I went to Iowa in November, 2021, my sister was in hospice. In Iowa people wearing masks were in the minority. The politics were that lock downs and closings limited our freedom and was bad for business. The Republicans apparently were practicing Social Darwinism. After all the worst effected by the pandemic were the elderly, the poor and people of color. It was so amazing that it was clearly a political issue for Republicans, Trump at first had been on the side of prevention and caution, but when the Populists angrily denied acts of empathy and thoughtfulness as infringing on their freedom Trump followed.

Slowly the pandemic waned, less transmission. The politics continued toxic. The Democrats won back the Presidency.

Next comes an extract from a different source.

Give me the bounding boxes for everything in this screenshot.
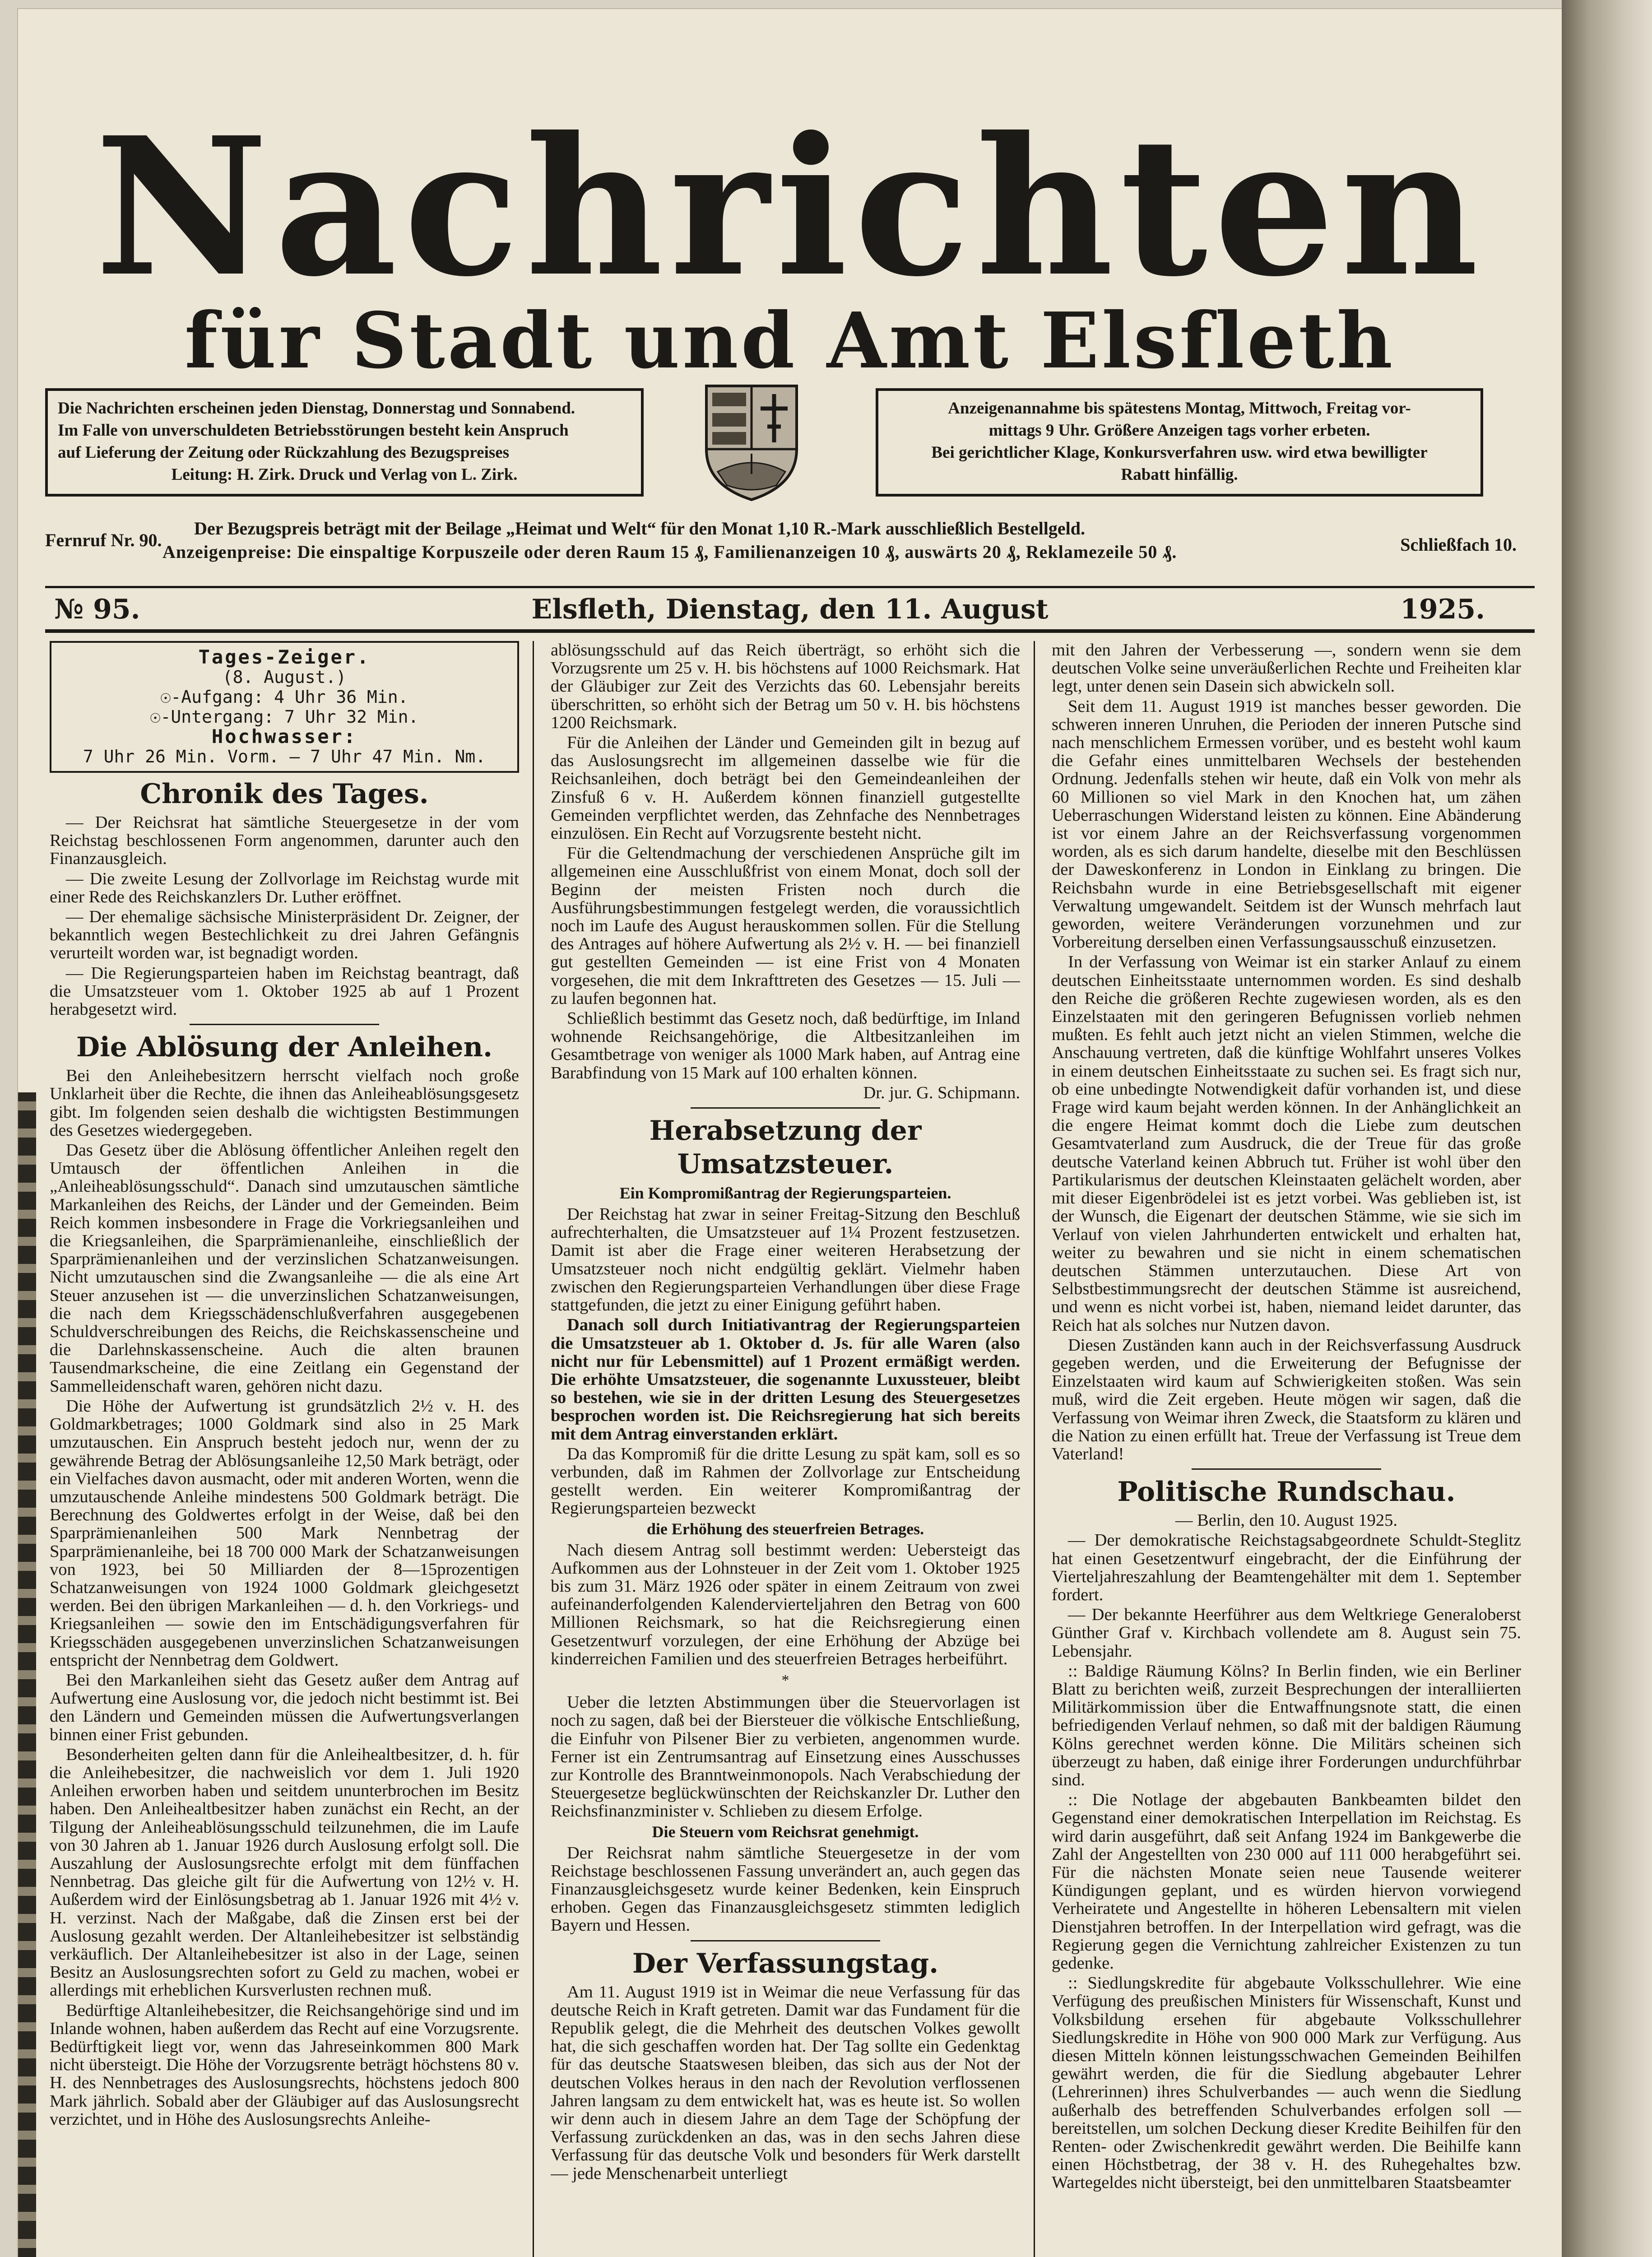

This is the new normal. Life doesn’t seem constricted. We do what we want, go to restaurants, shop, travel, and visit with friends. Some people are more cautious than others. Here in the Bay Area most people seem respectful, putting on masks when asked to. Our Unitarian Church started in person services again in March 2022. We were more conservative than most churches. There had been some intense discussions about requiring vaccinations or not. We are still required to wear masks indoors except when eating.

Hugs and closeness, not everyone is comfortable riding in the same car with other people, sharing an elevator, inviting people into their homes. One friend still won’t eat indoors with other people.

There is this feeling of unease that’s always there, mostly unconscious. It’s a constant we’ve all learned to live with. We’re never going back to what we called normal but things today are normalish. Nature has shown us our own fragility. Life is a gift.